The C++ Programmer Problem
I’ve spent the great majority of my career writing code in C++. After using the language for 14 years, I would consider myself very fluent in the language. I might even say “expert-level,” but the trouble with being even close to an “expert” in C++ is that no one believes you.
In that way it seems C++ is somewhat unique: I don’t think that people who claim to know Python or Ruby would engender the same level of distrust. It seems to be only C++ where if you claim you know it, you are by default treated as though you are lying. Why is this? Perhaps because C++ is something a lot of people claim to know because recruiters think it’s good. Or it could be because those who have some level of expertise in the language know just how complex it really is and by default assume you don’t? It might also be the general distrust shown in an interview setting — numbers on resumes don’t mean anything, and you are guilty of being a non-programming programmer until proven innocent.
Of course I’m not saying that I’m at the same level of Bjarne Stroustrup or Herb Sutter. There are always some language internals I have to look up, like vtable-layout in multiple inheritance or the finer points of overload resolution. I use C++ as a tool, just like any other language. That said, ever since reading Modern C++ Design by Alexei Alexandrescu I have explored the breadth and complexity and the language quite a bit, using advanced features of the language to make writing code easier and less error-prone by finding bugs at compile-time rather than at run-time. When you understand that C++ templates are far, far more than just “containers of T,” you have taken your first step into a larger world.
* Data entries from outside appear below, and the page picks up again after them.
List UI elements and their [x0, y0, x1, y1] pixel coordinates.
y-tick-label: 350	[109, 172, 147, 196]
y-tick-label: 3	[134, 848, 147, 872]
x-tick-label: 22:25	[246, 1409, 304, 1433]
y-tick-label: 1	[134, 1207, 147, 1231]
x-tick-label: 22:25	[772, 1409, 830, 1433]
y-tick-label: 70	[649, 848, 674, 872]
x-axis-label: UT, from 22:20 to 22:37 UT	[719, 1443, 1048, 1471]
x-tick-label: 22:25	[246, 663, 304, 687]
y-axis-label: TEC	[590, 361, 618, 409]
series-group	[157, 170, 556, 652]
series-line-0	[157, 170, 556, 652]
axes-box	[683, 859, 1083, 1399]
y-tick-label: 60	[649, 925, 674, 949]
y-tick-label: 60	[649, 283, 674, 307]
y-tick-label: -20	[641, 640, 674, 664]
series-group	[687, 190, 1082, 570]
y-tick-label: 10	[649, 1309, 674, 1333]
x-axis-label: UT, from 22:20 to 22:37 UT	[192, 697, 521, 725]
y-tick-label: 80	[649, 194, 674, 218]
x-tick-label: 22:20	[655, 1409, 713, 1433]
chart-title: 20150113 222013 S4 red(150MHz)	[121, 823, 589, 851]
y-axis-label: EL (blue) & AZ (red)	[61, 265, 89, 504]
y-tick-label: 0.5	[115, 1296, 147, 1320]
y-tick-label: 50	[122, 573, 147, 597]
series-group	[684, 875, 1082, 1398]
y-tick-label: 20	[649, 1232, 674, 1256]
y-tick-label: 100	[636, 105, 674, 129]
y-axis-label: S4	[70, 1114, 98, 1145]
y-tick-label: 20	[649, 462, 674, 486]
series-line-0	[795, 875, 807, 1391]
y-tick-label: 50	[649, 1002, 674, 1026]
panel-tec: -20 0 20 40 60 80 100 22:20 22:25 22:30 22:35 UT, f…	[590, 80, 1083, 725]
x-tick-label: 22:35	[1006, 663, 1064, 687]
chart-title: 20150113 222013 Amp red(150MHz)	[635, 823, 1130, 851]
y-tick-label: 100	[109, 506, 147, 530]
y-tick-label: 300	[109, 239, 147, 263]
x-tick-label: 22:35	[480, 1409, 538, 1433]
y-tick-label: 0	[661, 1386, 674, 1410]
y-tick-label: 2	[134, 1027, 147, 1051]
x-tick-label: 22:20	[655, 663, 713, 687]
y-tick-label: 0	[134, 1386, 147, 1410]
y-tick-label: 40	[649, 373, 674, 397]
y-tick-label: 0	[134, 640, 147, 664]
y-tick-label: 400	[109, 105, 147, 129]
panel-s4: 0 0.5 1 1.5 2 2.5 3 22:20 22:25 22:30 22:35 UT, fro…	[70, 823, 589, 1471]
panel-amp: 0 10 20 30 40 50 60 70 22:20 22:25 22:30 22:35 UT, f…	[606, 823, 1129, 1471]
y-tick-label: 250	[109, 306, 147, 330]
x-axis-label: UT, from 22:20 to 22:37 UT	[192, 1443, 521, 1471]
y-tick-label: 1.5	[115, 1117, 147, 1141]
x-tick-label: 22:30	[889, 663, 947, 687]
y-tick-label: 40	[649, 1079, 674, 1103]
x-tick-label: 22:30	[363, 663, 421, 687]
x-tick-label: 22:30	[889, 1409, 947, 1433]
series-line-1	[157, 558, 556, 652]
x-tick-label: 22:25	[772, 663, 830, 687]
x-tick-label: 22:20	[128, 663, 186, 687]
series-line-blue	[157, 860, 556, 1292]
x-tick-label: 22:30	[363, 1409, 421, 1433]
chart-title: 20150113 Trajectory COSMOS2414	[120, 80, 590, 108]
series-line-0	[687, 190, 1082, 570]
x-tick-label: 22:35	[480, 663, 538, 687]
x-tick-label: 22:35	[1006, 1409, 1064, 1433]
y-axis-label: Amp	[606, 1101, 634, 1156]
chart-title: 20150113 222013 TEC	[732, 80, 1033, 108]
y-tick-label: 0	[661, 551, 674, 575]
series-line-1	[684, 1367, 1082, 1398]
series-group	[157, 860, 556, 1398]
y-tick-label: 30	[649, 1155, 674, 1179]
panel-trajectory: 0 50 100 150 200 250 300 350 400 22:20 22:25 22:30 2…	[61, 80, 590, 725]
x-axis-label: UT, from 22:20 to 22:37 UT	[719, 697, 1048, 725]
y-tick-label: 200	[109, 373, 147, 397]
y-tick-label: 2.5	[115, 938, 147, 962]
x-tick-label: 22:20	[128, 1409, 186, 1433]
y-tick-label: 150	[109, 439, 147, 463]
But what number of developers have made it to the second peak of C++ understanding vs. those who consider themselves “experts” when they are just using C++ as “C with classes”? Hard to say, but it’s understandable that most programmers on the second peak would find it implausible that he or she is meeting someone who has made the summit as well. And so despite 14 years of experience with C++, despite having written one’s own versions of
std::vector, those unlucky few of us must still explain what a virtual function is.
There should be some questions from the other side: what types of questions would only a true expert know? Here are some thoughts:
1. Write out the pointer-to-member syntax from memory.
2. Give an example of partial template specialization.
3. What does SFINAE stand for, and what does it mean?
4. Explain what is meant by “two-phase name-lookup.”
I’m sure there are others. And perhaps your expert programmer wouldn’t know these off-hand, but would at least have had experience with them.
C++ isn’t the most glamorous or “in” language these days, and whatever “coolness” it may have had in the past has been supplanted by scripting languages like Ruby and Python, as well as functional languages like Scala and Erlang. So perhaps it is the fate of those who are truly proficient in C++ to remain a scattered lot, silently practicing and honing their craft, forever to be underestimated.